Algérie

GHARDAÏA: Il promettait travail et mariage


A Ghardaïa, afin de trouver un mari ou un boulot, des femmes et des hommes viennent chercher du secours chez un charlatan. Ces pauvres gens sont souvent tombés dans les filets de cet arnaqueur qui, depuis belle lurette, exerce en toute quiétude dans la wilaya de Ghardaïa, avant de tomber entre les mains de la police. «En entrant dans la minuscule maisonnette de ce charlatan, on a l'impression de mettre les pieds dans un autre monde. Des murs badigeonnés à la chaux et de couleurs bizarres accrochent immédiatement le regard et confèrent au site une apparence baroque à la taverne «d'Ali Baba», raconte Aïcha, une victime de cet aigrefin.

 «Des livres anciens, de suffocantes fumées d'encens achèvent de donner au site un caractère mystique, une spiritualité imprégnant les êtres et les choses», relate cette même victime. Selon le communiqué émanant des services de police, ces visiteurs sont dans leur majorité des filles de tous les âges, qui viennent prendre la baraqua du «faux saint» et l'implorer pour qu'il les aide à trouver leur deuxième moitié et pour qu'il chasse le mauvais sort qui les guette. Impossible d'enlever à ces pauvres filles, accablées par un mal nommé célibat, l'idée qu'on leur a jeté de mauvais sorts pour les empêcher de se marier. Après avoir frappé à toutes les portes sans résultat, elles viennent donc se confier aux services de ce charlatan, très réputé, nous dit-on, être d'un grand secours pour les femmes en quête de maris.

 Comme il semblerait que pas moins de trois séances allant jusqu'à 5000 DA sont nécessaires pour, soi-disant, apporter la chance et chasser le mauvais sort. «Si les choses ne s'arrangent pourtant pas au bout de ces trois visites, alors on recommence dès le départ jusqu'à ce que se réalisent les vÅ“ux des visiteurs», raconte une autre victime.

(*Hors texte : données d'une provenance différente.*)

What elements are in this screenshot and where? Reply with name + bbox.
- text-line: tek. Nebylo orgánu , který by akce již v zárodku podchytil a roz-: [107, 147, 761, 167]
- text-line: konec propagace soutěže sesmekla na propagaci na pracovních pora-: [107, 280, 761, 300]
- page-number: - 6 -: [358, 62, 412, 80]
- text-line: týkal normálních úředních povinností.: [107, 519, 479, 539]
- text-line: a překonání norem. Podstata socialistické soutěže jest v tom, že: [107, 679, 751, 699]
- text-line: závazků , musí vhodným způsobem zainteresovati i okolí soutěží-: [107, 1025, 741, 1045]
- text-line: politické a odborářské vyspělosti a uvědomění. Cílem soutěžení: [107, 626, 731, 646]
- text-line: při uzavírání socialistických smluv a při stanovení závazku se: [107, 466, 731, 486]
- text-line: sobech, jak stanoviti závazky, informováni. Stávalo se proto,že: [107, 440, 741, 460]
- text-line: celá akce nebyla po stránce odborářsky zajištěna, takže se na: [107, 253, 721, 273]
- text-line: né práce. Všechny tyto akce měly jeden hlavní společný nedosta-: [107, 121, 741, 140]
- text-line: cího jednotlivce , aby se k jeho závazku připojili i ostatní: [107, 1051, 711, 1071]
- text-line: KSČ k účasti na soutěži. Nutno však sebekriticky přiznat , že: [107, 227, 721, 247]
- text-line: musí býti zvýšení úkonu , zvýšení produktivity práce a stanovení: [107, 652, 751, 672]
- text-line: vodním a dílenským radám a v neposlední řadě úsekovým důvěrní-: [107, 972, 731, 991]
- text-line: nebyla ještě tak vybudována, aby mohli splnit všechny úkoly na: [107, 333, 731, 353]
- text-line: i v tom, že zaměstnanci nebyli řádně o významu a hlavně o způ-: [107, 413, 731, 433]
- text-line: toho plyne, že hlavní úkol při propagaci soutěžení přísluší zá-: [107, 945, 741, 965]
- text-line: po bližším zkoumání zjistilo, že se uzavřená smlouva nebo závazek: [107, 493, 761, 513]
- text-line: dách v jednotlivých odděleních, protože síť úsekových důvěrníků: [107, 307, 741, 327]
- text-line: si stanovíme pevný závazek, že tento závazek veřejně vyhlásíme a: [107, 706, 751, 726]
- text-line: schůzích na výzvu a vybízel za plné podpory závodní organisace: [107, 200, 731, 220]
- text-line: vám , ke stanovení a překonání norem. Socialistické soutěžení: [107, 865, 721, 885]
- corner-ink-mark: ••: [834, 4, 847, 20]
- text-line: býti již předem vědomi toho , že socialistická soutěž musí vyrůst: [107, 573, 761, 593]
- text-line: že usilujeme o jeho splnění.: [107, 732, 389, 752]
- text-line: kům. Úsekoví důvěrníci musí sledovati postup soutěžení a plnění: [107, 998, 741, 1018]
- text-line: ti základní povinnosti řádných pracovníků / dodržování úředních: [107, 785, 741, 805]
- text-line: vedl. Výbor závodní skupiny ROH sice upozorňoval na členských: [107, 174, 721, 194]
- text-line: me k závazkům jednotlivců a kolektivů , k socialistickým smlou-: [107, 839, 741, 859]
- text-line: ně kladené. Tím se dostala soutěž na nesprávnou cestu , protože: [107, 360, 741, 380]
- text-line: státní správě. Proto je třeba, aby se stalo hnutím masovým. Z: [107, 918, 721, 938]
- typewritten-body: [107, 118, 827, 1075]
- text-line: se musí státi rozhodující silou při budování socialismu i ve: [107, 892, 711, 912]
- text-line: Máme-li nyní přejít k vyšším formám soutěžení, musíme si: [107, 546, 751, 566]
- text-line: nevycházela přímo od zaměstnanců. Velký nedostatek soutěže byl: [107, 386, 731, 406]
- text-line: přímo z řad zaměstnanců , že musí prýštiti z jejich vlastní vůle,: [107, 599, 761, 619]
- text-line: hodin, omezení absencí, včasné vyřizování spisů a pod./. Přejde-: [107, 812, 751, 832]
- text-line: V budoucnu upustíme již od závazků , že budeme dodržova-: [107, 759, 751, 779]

Par ailleurs, on témoigne que les portes de l'oratoire de ce bluffeur ne s'ouvrent que le soir. En ce temps de grand froid, les visites se font rares. Et pour cause, l'un des rituels recommandés aux femmes désirant se débarrasser de leur mauvais sort est de se baigner avec l'eau d'un puits où, raconte-t-on, le «faux Saint» faisait ses ablutions. Par un climat pareil, peu de femmes osent prendre ce risque. Ce n'est que dans les jours ensoleillés que les lieux ne désemplissent pas.

 Outre le fameux bain froid, les femmes visiteuses sont tenues de respecter scrupuleusement un certain nombre de rituels, afin que leurs demandes soient exaucées. «D'abord, pour entrer dans la stèle de ce charlatan, on doit s'acquitter, déjà, d'une somme de 200 DA. Des offrandes doivent également être présentées au «faux Saint»: poulets, coqs, agneaux, chacun selon ses moyens. En outre, les visiteurs apportent également du lait, des dattes, de l'eau de rose et allument des bougies, le tout acheté sur place, et les dédient à l'âme du «faux wali». On passe après au rituel le plus important : piétiner un citron jusqu'à e qu'il explose, le faire tourner trois fois de suite sous le pied droit et le jeter par la suite derrière, en disant : j'ai jeté ma «tabàa», c'est-à-dire «ma malchance», nous explique Bouchra, une jeune patiente de ce «faux saint».

 Cette dernière ne se lasse pas de raconter, à qui veut l'entendre, dans les moindres détails, l'histoire qu'elle avait vécue vainement avec ce «djinn». C'est avec beaucoup d'ardeur et de foi naïve que le «djinn» entame une longue tirade sur les dons fabuleux qui lui ont été attribués et aux esprits bienfaisants qui veillent sur sa sépulture, expose Bouchra. Pour en démontrer la véracité, le charlatan fait des récits qui, défient la raison et le bon sens, sur de prétendus cas de femmes ayant réussi à trouver un mari et des hommes ayant trouvé un boulot grâce à la baraqua du Siyed. Fort heureusement que les services de la police judiciaire de la wilaya de Ghardaïa, munis d'un certificat de perquisition, ont dressé un «guet-apens» qui a été mis en place ce jeudi dernier, pour cueillir et arrêter en flagrant délit ce faiseur de miracles âgé de 55 ans, lors d'un rendez-vous avec plusieurs de ses patientes.